By far, the dominant part of that is the powerful bass. The low end to the bottom part of mid-range became a big part of the mix, no matter what kind of music I listened to. For tracks that are meant to be deep and boomy, this is kind of awesome. In other songs, the tuning brings a new life to percussion and adds warmth to vocals. The problem is if you’re not a fan of thundering bass it can be a little overwhelming (especially at loud volumes), while the high end can seem a bit on the dull side.
To be clear, it’s not bad sound, it’s just nowhere near an attempt at studio quality audio. That’s okay, there’s no claim that these deliver a flat frequency response.
Plug in the included audio cable and the story is very different. There is still a muscular bass presence, but the mid-range and high-frequency notes are much more present.

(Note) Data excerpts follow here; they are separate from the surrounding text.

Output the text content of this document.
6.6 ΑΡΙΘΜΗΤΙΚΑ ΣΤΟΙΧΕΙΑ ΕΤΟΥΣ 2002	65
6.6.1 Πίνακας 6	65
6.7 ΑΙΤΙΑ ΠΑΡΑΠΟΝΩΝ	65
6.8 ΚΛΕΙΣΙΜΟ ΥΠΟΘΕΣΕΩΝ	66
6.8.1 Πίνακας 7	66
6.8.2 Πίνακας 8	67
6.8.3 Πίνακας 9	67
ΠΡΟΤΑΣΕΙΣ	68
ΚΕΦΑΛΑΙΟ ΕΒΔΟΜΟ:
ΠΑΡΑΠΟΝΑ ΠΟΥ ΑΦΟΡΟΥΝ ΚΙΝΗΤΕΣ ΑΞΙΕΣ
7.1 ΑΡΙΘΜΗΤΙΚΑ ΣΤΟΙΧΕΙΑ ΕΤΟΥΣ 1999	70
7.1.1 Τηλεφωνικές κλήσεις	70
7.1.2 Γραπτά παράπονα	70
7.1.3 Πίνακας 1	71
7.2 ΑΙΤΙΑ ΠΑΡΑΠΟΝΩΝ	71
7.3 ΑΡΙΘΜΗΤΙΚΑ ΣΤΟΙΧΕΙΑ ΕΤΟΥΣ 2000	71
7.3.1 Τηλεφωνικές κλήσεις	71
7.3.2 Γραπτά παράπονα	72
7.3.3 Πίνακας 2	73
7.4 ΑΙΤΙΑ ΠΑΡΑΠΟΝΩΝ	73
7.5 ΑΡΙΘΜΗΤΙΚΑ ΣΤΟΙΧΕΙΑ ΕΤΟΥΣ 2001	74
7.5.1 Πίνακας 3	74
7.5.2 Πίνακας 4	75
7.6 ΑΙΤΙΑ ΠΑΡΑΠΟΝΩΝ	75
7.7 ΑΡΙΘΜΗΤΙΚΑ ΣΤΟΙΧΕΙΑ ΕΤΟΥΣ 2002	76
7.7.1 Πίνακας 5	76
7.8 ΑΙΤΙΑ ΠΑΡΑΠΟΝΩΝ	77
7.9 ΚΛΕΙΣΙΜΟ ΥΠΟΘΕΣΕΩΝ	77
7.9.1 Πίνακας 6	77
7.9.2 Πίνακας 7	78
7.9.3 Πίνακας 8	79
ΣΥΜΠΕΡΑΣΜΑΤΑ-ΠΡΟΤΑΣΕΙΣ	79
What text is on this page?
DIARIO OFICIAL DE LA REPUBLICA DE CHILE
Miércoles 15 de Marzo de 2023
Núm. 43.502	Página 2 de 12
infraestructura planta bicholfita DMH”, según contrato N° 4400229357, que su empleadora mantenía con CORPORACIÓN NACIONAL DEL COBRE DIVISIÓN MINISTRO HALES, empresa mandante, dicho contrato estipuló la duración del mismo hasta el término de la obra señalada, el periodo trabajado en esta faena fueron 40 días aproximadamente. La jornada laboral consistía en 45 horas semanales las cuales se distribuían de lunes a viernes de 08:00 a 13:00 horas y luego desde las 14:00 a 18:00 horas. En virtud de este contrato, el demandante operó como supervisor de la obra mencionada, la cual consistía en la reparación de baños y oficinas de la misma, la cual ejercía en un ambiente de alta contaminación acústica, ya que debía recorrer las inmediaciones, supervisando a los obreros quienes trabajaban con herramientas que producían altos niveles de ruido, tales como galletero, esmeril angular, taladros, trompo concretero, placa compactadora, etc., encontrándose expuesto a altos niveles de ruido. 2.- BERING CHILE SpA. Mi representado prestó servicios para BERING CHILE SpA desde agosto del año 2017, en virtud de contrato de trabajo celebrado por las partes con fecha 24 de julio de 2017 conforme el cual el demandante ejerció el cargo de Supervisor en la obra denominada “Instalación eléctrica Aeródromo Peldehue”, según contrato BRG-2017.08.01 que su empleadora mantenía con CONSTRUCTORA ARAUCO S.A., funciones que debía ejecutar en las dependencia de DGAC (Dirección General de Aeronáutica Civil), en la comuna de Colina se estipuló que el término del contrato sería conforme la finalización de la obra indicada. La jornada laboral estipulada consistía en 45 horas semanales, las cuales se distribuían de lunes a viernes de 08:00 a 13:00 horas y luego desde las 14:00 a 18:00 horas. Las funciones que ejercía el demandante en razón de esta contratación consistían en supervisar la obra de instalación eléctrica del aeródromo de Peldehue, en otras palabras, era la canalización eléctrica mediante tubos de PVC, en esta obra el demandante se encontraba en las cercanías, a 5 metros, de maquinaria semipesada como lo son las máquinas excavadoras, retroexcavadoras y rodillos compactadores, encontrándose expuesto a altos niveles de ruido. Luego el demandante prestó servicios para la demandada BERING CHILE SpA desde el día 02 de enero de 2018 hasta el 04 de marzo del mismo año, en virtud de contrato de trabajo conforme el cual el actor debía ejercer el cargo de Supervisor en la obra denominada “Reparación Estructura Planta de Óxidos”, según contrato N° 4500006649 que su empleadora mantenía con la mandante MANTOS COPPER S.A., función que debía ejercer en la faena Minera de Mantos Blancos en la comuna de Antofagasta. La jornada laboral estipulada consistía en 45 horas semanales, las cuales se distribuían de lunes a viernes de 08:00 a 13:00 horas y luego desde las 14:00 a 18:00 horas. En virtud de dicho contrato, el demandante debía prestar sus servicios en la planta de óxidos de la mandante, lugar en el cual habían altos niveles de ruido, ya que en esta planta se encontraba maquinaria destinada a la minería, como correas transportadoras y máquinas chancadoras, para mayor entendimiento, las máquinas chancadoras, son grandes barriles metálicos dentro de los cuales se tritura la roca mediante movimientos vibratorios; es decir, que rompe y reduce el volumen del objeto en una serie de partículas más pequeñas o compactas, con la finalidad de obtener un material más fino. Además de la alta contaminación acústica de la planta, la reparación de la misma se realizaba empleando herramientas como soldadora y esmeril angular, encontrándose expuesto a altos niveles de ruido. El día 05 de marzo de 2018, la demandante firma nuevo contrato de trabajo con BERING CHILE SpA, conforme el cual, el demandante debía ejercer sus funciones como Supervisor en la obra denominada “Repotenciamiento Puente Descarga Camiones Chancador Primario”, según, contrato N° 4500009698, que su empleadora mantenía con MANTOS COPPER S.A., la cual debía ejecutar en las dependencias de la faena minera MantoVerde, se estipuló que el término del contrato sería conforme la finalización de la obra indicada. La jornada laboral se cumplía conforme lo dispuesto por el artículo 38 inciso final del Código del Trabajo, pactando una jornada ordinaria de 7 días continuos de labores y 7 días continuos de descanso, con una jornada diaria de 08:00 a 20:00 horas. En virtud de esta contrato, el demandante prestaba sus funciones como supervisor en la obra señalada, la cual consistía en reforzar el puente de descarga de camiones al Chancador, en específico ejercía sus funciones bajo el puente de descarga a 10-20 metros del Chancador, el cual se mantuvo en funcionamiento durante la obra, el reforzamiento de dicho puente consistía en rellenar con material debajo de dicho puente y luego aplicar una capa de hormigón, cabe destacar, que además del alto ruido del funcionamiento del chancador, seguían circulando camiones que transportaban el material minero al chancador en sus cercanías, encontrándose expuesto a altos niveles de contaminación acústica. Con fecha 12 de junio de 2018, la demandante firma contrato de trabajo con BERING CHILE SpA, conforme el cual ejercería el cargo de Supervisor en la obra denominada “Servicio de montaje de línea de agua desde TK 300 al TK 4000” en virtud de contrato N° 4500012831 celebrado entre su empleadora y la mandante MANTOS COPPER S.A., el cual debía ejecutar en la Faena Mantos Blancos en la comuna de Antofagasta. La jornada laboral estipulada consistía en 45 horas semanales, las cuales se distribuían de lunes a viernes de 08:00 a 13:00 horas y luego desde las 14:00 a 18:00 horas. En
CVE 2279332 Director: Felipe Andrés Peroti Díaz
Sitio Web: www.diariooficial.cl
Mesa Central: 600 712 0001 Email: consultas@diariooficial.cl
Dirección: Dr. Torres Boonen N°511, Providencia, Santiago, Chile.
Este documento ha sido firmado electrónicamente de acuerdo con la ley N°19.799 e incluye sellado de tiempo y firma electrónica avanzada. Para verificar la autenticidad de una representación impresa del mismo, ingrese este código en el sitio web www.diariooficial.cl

A good example of the two very different sounds is Blind Faith’s “Can’t Find My Way Home.” I listened to this track repeatedly, switching back and forth from wired to wireless. Over Bluetooth, the audio had a distinctly warmer sound, with drums and bass dominating the mix, punctuated by crashing cymbals. When connected by a cable, there was more depth overall, and the drums faded into the background a bit. Clapton’s guitar playing was more detailed and Steve Winwood’s vocals had more emotional impact, especially when he hit high notes that were a little cut off over Bluetooth. Those cymbals were still there, but less jarring.
It’s a matter of personal preference, but I found the wired audio performance was more balanced and made for a better listening experience than Bluetooth. That being said, my teenagers preferred the driving bass of the Bluetooth.
The House of Marley Exodus Bluetooth headphones are beautiful, with a modern, minimalist design, and they make extensive use of “green” materials. If you want a pair of wireless headphones that stand out from all the high-gloss plastic, these will definitely do the trick. At $199, they’re more affordable than many premium wireless headphones and will make you feel a lot better about the environmental impact of your gadget collection.
Bluetooth audio performance is heavy on the bass and entertaining, but for serious music fans, it’s good to know there’s the option of plugging them in for a more balanced and nuanced listening experience.
Disclosure: House of Marley provided Exodus headphones for evaluation but had no input into this review.